Germany’s AAA credit grade was affirmed by Standard & Poor’s as ratings companies in Europe began a new regime that’s designed to limit swings in their assessments.
S&P maintained its outlook on Germany at stable, citing the nation’s “highly diversified and competitive economy” as well as the government’s track record for “prudent fiscal policies.” The company expects an orderly resolution of the “simmering debt crisis” in parts of the euro area, it said today in a statement.

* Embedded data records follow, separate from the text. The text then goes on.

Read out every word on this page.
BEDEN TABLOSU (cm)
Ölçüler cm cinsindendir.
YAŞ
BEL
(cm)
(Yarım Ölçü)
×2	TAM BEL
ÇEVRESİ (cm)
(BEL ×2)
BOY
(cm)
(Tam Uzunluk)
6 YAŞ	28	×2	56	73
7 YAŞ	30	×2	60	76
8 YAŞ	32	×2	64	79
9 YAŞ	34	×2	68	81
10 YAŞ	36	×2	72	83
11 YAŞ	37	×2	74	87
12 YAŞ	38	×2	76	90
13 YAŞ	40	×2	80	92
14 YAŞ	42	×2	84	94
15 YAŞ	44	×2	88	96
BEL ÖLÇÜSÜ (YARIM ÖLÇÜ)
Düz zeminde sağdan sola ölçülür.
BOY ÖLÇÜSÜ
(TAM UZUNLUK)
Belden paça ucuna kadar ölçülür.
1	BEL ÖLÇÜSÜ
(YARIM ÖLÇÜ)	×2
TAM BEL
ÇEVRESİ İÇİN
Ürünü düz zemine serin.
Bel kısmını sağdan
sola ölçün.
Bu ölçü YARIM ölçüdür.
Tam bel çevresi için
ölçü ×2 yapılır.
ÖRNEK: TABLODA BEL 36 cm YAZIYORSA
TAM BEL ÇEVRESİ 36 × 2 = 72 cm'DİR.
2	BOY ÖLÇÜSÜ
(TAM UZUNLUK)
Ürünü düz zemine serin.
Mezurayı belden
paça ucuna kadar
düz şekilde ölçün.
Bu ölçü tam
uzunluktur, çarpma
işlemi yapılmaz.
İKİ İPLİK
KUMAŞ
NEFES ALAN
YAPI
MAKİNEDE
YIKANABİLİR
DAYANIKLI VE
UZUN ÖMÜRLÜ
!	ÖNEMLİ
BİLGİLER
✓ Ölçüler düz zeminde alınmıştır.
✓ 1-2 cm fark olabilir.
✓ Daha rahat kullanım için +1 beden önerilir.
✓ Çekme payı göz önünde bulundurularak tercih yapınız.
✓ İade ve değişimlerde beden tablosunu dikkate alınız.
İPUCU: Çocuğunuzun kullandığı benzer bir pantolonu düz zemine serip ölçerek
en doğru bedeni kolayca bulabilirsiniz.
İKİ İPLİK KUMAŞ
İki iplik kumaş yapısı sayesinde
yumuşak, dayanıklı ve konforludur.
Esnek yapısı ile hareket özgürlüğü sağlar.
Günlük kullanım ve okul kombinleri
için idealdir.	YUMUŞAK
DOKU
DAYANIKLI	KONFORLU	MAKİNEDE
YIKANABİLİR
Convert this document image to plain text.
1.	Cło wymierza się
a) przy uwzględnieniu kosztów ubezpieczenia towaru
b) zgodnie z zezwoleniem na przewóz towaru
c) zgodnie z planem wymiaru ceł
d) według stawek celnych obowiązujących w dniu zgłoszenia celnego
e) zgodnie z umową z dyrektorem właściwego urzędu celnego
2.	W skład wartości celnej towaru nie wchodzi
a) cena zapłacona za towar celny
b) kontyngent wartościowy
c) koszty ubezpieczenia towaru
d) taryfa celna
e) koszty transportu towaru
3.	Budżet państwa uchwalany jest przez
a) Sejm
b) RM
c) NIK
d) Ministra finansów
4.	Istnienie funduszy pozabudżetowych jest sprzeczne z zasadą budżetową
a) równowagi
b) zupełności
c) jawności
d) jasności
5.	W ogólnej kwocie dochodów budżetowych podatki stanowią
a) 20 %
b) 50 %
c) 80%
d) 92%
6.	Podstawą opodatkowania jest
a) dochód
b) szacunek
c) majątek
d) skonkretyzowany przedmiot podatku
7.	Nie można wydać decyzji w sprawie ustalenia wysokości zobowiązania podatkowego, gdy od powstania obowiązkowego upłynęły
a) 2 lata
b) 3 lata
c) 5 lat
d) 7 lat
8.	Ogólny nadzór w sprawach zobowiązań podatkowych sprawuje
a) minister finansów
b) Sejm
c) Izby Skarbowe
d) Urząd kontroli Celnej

Bond markets often disregard rating and outlook changes. France’s 10-year yield, which was 3.08 percent when S&P removed its top rating in January 2012, tumbled to a record 1.66 percent last year. The rate was at 2.57 percent at the market close yesterday.
From the start of this year, S&P, with DBRS Inc., Fitch Ratings and Moody’s Investors Service, had to release announcement schedules for ratings decisions under European Union rules introduced in the wake of the region’s debt crisis. Assessors will be restricted to three judgments per year on sovereign borrowers that haven’t asked or paid for a grade, and will need to review ratings at least every six months.
Under the rules, the rating firms have to notify issuers of their new level at least one full working day before the announcement. Publication of sovereign ratings will only be allowed on Fridays, either after markets close, or at least one hour before trading starts in the EU. Moody’s is scheduled to give a verdict on Portugal today.
Germany, together with the Netherlands and Luxembourg, had the outlook for its Aaa credit rating lowered to negative by Moody’s Investors Service in July 2012. It’s graded AAA at Fitch.